How to take a range of cells and put the entire range into another range

Basically I am trying to use the macros below that someone else gave to me with another set of cells but in a different way. But, it doesn’t work like it should and I am trying to figure out which line (or lines) is limiting how the macros work.
Let me explain how the macro below works for me and what I want it to do.
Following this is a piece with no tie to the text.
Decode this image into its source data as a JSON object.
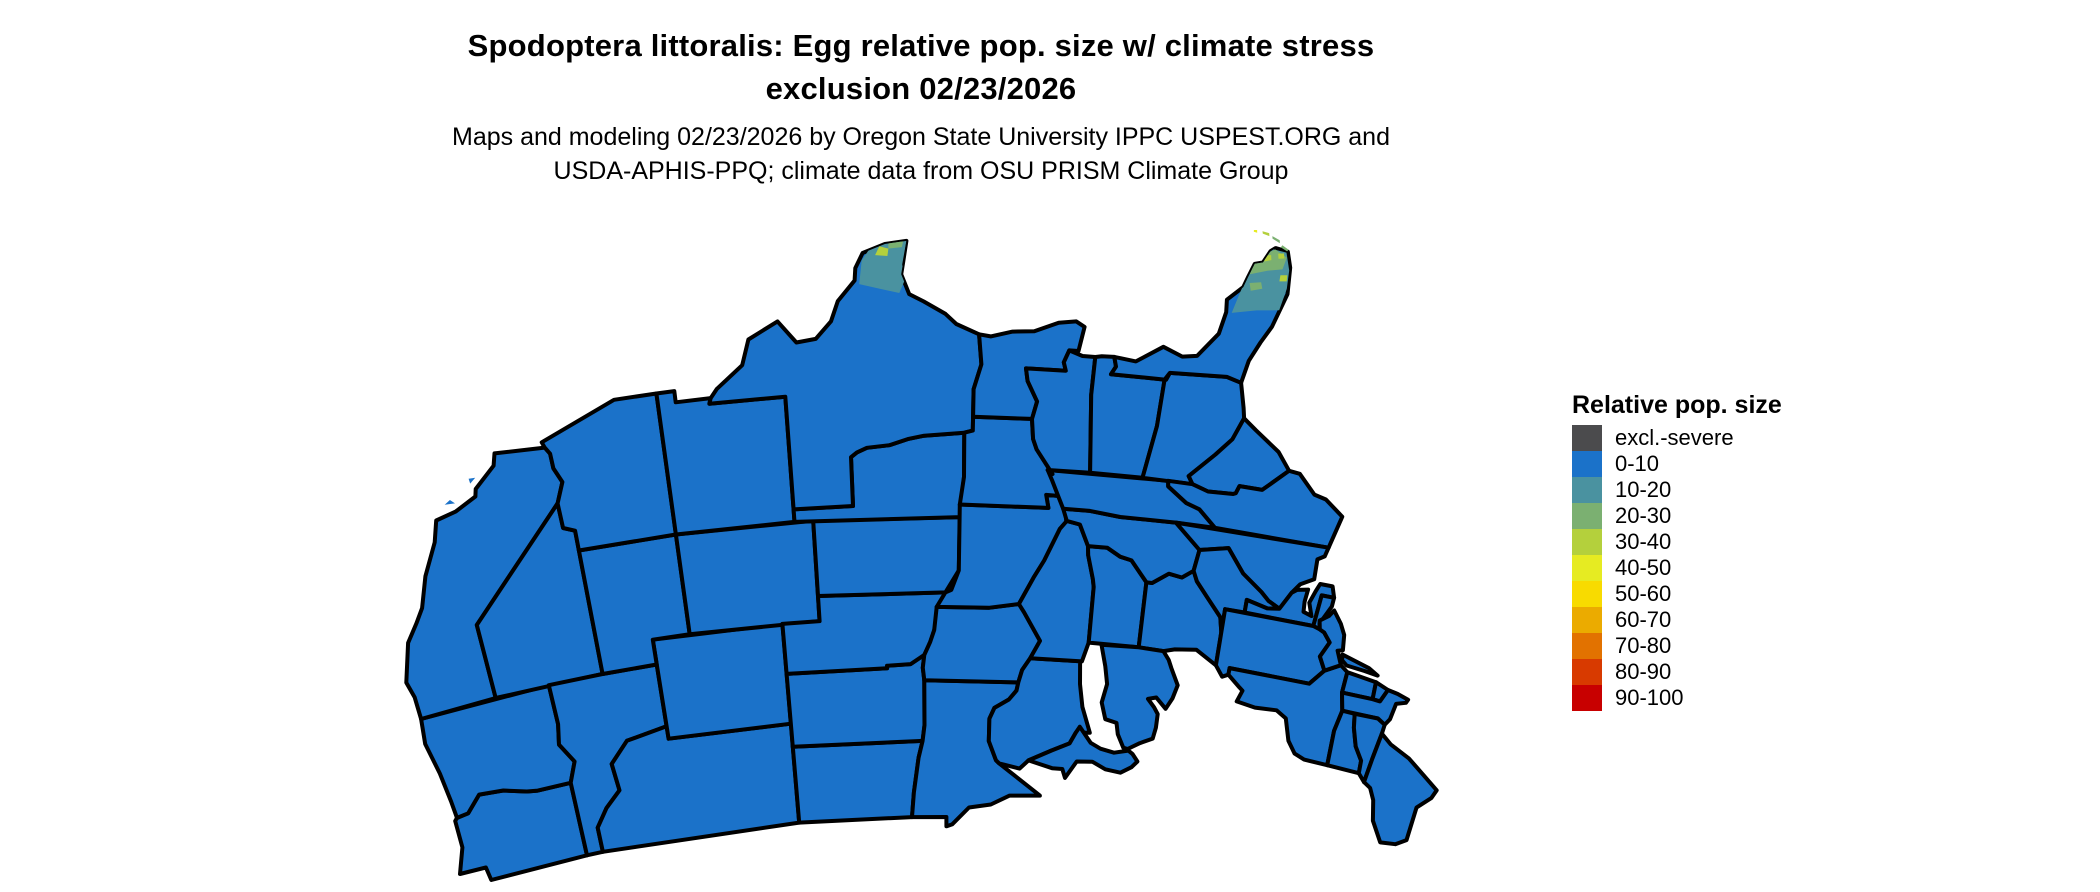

1. The mySourceCell has a dropdown list in it with a series of selections. I select one and if I like it I click a button that runs the macro below and it takes the text in mySourceCell and puts it into the first empty cell in the myTargetRange series of cells. It then clears out mySourceCell so I can make another selection if I so choose.
2. I now want to use that macro in a different button that will take the myTargetRange series of cells and move them all to another list (call it myOwnRange) that can and will have other entries in it. Then it will clear out the myTargetRange cells.
   3.The issue is it only moves the first cell in myTargetRange over to myOwnRange then clears out that first cell in myTargetRange, but it doesn’t do anything with the other cells at all.
   Could it be the oSourceCell line in the first macro below that is causing it to only move one line at a time?

REM  *****  BASIC  *****
Option Explicit

Sub PutDataIntoFirstEmptyRowOfTheTargetRange
 Dim oDoc as object
 Dim oSourceRange as object
 Dim oSourceCell as object
 Dim oTargetRange as object
 Dim oTargetCell as object
 Dim lColNr as long
 Dim sFormula as string  	
	oDoc = ThisComponent
	oSourceRange = GetNamedRange("mySourceCell", oDoc)
	oSourceCell = oSourceRange.ReferredCells.getCellByPosition(0,0)
	sFormula = oSourceCell.Formula			
	oTargetRange = GetNamedRange("myTargetRange", oDoc)
	lColNr = 0 'zero based numbering
	oTargetCell = GetFirstEmptyCellInAColumnOfRange(oTargetRange, lColNr)
	oTargetCell.Formula = sFormula
	oSourceCell.Formula = ""
end Sub
'_____________________________________________________________________________________________


Function GetNamedRange(sRange_name as string, optional oCalc_File as object) as object
 Dim oDoc, oRange as object
	If IsMissing(oCalc_File) then
		oDoc = ThisComponent
	else
		oDoc = oCalc_file
	end if 	
	If len(sRange_name) = 0 or sRange_name = "" then
		GetNamedRange = NOTHING
 		Exit function
 	End if
 	if oDoc.namedranges.hasByName(sRange_name) then 
		oRange = oDoc.NamedRanges.getByName(sRange_name)
		GetNamedRange = oRange
	else
		GetNamedRange = NOTHING
	end if		
end function
'_____________________________________________________________________________________________


Function GetFirstEmptyCellInAColumnOfRange(oTheRange as object, lColNr as long) as object
 Dim oCells as object
 Dim oCell as object
 Dim lRowNr as long 
 Dim i as long 	
 	oCells = oTheRange.ReferredCells
 	lRowNr = oCells.Rows.Count 	
 	For i = 0 to lRowNr-1
 		oCell = oCells.getCellByPosition(lColNr,i)
 		If  oCell.getType() = 0 Then 
 			GetFirstEmptyCellInAColumnOfRange = oCell
 			Exit function
 		end if 		
	next i	
end function
'_____________________________________________________________________________________________

I am hoping someone can explain this to me so I can try and figure out how to get it to work correctly (with some help of course).

show me something which meets a but not b

Do you mean what meets this criteria = 0 in that code? If so what exactly do you mean?

What exactly do you expect as result of len("")

sub main
	for each word in array( "abc" ,  "ab",  "a", "")
		if  word = "" then
			msgbox  "here is nothing to see" & chr(10) & "and its lenght is: " & len(word)
		else 
    		msgbox word & chr(10) & "and its lenght is: " &  len(word)
    	end if
	next
end sub

The point that others are doing here is, that if and only if a string is "", its length is 0. Which means, that the three conditions below:

	If len(sRange_name) = 0 or sRange_name = "" then
	If len(sRange_name) = 0 then
	If sRange_name = "" then

are completely equivalent functionally; and that the first of them has two issues:

1. It is a bit slower, because it does two (equivalent) checks, where only one is needed;
2. It shows lack of understanding of the relation of string content to its length.

The latter seems plausible, given the nature of your question. A good suggestion could be to read some documentation (especially related to basics of BASIC )…

I am not sure what len("") is supposed to mean.
Right now I am not exactly sure how it relates to my query either. What I get from the examples using len is that if it equals 0 or " " then the result is nothing.